The entertainer underwent surgery and, after tests were carried out, doctors discovered that he had suffered two aneurysms.
Sir Bruce’s wife, Lady Wilnelia, later said that the TV veteran was finding it difficult to walk and that the operation had sapped his energy, but that he was in “incredible shape mentally”.
“The operation took his energy because of his age, there’s no question about it. Some days are better than others. On the not-so-good days, he tries to rest,” she told the Mail on Sunday’s You magazine.
“He has a bit of a problem moving, but we still laugh and talk. I pray, I believe. The main thing is that he’s doing well. The pain is more emotional; sometimes we cry, but mostly we laugh.”
Reports in 2016 also claimed the TV stalwart would be announcing his retirement from the entertainment industry but his manager said that Sir Bruce had made “no formal or informal decision” about leaving show business.
The star once gave his thoughts on death, saying: “As I get nearer to it, I fear it less because with the tiredness one gets at times, you think, ‘Is it just like having a nice long sleep?’ I wouldn’t say I fear it.
“I think I’ll be completely at peace when it does happen to me because I’ve been so lucky. I’ve had a wonderful career,” he told Radio Times.
Sir Bruce paid tribute to his loving parents – John and Florence Ada – in 2015, saying: “My mother never lived to see me get the big job, and she had more ambition than I. She’d take me up to London during the air raids, bless her heart.
“I’d love to have bought my father a Rolls Royce because he was so into mechanics. But it doesn’t always work out that way. But I couldn’t have had a better mother or father, they were so supportive in every way,” he told the Radio Times Festival.
He also recalled the pain his family went through when his brother John died in the Second World War.
Sir Bruce was a father-of-six. His first marriage to Penny Calvert in 1953 produced three daughters.
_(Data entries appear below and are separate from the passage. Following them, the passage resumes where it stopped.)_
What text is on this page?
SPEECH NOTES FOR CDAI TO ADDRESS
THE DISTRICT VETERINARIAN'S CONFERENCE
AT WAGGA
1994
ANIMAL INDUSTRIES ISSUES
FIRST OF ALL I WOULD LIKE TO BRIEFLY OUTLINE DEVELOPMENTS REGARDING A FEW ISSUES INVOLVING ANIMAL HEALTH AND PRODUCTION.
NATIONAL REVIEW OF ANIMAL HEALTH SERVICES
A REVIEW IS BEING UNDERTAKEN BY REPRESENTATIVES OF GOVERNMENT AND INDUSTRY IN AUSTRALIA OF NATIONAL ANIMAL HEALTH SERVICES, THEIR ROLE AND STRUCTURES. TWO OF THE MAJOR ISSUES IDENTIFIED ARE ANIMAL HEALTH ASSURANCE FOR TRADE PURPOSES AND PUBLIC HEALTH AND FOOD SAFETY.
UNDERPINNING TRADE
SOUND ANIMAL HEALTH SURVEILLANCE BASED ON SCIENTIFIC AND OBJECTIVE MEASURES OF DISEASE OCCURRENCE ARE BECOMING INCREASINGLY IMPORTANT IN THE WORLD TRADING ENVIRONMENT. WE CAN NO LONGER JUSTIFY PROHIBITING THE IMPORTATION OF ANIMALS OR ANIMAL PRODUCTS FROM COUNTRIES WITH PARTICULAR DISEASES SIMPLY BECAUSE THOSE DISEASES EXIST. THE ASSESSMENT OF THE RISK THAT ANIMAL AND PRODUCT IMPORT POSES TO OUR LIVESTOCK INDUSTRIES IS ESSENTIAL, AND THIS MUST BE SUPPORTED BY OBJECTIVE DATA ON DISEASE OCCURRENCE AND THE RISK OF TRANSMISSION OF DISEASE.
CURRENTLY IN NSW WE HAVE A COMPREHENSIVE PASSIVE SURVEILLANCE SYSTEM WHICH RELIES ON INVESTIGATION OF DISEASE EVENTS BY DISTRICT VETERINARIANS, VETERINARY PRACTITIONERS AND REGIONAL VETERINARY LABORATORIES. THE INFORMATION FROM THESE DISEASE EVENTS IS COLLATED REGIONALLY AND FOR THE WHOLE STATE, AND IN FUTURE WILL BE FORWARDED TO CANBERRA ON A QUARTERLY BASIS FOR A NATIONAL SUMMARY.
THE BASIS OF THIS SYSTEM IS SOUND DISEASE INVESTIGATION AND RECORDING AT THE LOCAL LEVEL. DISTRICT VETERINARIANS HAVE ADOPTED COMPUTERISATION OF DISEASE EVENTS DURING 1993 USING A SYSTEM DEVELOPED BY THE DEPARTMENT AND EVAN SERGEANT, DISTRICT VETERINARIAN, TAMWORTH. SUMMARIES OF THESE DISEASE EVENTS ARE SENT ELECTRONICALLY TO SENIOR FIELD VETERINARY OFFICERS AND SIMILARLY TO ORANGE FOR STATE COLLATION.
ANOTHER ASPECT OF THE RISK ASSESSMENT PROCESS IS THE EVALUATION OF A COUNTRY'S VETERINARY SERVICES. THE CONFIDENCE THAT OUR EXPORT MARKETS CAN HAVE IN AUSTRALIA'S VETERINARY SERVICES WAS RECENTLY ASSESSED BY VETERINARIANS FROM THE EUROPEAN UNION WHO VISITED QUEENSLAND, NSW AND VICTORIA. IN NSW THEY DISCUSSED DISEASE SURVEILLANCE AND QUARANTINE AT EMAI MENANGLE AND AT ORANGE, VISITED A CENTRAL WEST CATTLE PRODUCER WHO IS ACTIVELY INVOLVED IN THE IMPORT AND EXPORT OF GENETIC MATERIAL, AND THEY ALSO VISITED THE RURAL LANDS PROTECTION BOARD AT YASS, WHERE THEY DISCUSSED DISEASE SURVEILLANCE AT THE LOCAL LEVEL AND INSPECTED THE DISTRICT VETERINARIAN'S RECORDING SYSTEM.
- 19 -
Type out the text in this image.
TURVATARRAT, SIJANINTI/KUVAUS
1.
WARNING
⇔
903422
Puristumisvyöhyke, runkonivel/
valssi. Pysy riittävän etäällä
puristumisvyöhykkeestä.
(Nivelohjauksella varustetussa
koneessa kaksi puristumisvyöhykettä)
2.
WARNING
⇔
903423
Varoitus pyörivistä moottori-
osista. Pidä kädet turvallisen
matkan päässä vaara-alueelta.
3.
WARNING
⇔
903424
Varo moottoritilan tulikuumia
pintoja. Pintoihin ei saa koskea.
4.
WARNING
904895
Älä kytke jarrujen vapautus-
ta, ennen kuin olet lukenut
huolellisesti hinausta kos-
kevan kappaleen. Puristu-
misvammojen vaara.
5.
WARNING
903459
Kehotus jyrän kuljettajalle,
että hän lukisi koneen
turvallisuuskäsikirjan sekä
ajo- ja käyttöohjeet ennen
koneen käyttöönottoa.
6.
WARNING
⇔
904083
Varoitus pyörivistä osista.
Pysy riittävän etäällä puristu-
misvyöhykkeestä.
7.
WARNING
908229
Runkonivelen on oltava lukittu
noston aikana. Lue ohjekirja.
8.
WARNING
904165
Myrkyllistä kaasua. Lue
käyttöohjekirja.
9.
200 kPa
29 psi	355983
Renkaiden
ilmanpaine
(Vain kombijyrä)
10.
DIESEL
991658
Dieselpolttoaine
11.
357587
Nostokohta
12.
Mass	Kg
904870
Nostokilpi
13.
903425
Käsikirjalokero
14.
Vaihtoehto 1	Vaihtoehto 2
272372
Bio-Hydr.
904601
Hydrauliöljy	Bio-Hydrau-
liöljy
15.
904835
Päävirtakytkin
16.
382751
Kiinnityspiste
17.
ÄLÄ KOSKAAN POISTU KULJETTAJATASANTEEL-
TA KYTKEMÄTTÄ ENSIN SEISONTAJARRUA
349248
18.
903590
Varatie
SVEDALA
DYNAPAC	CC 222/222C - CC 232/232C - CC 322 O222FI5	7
In 1973, he married his television co-host Anthea Redfern and would regularly ask her on screen to “Give us a twirl” and “What do you do, my love?”. That marriage produced two daughters but was dissolved in 1982.
In 1983, he married the Puerto Rican former Miss World, Wilnelia Merced, who would later become Lady Wilnelia. There was one son from this marriage.
In his later years, Sir Bruce spent much of his time relaxing in Puerto Rico. He was an avid golfer, proclaiming in Who’s Who that his handicap was 10. He regularly played at Wentworth Golf Club, very close to where he lived.